Specifying the correct domain name is especially important if using the Strict domain validation feature as it is otherwise not possible to detect to which domain a user belongs.Priority – A number that determines the order in which authentication providers will be called until one succeeds. Higher-priority providers will be called first.
Active – If enabled, this authentication provider will be used for authentication. If disabled, this authentication provider will not be searched.
- Base DN – The point in the LDAP where searching will begin. Will apply to both user and group searching, if Group Base DN is empty.
- Group Base DN – Possible to specify another starting point for LDAP searching for groups. If omitted, the Base DN is used for group search.
- Server name – The actual address (DNS, hostname or IP) of the LDAP server to which SAFEQ Cloud Authentication Service will connect to search.
- Port – Port used for the LDAP service, typically 389 for non-SSL and 636 for SSL.
- Username – Username used to connect and search in the LDAP.

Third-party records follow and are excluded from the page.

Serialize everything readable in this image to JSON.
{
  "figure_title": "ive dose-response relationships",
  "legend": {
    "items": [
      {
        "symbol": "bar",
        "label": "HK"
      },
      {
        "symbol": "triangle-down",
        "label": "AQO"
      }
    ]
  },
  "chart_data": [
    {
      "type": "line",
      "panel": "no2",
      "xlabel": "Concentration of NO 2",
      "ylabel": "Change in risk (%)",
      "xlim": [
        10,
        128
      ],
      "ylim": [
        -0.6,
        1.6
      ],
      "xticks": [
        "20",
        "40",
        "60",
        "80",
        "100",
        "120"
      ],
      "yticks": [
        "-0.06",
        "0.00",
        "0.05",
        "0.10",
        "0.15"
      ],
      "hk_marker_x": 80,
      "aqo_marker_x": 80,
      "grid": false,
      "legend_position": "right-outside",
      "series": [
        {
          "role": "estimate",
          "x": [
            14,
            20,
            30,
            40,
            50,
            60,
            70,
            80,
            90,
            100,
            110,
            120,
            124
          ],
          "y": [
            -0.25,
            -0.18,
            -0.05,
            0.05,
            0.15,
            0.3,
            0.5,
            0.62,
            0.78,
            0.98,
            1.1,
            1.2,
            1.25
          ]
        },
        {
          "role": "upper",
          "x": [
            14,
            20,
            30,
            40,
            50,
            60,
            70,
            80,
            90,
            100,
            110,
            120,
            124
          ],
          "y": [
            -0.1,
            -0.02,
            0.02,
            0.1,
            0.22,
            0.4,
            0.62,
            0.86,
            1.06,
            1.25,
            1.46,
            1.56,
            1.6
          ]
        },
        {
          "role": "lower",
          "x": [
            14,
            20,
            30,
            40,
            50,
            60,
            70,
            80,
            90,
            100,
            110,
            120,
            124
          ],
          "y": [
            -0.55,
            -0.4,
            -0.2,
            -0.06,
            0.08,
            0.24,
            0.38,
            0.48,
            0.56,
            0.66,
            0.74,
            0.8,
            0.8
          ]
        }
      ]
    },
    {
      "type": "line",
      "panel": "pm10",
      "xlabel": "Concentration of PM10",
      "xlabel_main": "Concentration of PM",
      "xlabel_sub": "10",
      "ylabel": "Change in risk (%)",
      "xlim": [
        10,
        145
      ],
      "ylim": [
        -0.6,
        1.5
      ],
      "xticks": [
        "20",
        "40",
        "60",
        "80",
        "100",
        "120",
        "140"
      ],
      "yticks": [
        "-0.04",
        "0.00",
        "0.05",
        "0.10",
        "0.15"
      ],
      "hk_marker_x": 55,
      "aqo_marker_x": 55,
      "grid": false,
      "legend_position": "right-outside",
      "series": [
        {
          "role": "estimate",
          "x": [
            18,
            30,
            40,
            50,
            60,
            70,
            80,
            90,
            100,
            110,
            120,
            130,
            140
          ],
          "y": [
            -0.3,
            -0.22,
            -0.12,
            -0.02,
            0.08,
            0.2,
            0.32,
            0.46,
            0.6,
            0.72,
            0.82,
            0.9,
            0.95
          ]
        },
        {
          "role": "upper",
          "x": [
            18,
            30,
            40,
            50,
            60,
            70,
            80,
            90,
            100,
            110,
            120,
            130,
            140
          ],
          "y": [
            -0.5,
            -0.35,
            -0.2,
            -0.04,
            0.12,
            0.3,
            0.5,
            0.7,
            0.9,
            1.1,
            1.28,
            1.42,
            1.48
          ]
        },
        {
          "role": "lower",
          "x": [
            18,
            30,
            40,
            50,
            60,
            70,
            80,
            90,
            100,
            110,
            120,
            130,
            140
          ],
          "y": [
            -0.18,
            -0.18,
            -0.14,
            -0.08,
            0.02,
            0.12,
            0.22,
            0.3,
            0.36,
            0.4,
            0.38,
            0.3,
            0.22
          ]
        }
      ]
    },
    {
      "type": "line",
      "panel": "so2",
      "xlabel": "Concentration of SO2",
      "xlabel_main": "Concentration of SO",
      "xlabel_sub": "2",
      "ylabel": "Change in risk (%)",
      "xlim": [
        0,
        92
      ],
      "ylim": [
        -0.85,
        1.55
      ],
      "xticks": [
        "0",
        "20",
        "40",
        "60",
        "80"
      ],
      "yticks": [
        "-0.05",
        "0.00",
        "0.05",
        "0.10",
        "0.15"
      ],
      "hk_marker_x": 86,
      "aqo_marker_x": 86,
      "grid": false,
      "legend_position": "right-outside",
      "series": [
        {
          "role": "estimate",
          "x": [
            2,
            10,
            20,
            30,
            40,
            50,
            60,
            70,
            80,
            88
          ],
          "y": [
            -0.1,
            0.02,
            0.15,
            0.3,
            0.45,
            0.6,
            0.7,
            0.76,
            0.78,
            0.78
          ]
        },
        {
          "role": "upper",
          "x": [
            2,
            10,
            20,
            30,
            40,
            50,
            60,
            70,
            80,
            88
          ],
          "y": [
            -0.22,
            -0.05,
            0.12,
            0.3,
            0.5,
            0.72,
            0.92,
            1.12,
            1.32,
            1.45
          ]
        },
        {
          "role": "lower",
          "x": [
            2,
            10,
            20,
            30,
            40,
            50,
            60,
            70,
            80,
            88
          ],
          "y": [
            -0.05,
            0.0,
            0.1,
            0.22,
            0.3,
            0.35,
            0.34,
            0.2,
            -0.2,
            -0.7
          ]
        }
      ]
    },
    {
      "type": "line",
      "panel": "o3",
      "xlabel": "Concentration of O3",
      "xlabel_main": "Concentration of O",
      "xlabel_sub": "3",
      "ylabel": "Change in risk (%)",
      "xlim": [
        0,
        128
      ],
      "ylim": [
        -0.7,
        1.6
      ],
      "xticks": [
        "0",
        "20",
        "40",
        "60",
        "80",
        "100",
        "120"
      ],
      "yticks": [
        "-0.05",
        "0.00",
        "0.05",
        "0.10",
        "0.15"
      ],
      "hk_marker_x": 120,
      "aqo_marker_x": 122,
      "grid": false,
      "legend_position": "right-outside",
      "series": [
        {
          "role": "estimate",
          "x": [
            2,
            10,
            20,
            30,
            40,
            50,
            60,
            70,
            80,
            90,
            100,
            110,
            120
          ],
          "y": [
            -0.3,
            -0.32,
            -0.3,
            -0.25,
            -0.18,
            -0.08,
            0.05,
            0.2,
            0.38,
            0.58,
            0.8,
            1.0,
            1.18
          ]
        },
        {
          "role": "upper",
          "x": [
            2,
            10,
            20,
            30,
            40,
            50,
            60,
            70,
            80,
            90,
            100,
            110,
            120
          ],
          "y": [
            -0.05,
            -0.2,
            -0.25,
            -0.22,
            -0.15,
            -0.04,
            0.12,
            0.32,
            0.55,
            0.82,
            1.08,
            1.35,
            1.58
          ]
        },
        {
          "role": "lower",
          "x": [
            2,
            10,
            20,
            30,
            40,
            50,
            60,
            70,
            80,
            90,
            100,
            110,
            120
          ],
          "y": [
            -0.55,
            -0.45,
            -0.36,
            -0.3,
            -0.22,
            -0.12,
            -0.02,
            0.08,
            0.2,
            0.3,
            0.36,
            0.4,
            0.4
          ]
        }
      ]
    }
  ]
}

- Password – Password used to connect and search in the LDAP.
- OUs or groups – Choose how to identify groups, for access control management, default is “Groups”.
- Bind type – Whether to bind with Plain connection, MD5 digest, or Kerberos.
- Enable SSL – Whether connection to LDAP should use SSL encryption.
- Custom attributes – Expand custom attributes to change the LDAP attributes in which username, card ID’s, ShortID’s and similar are stored.
Service – Which Authentication Service will communicate to this LDAP server. If no service is created, it can be added using the Add button.
Note. If you have multiple Active Directory servers, point authentication to the primary domain.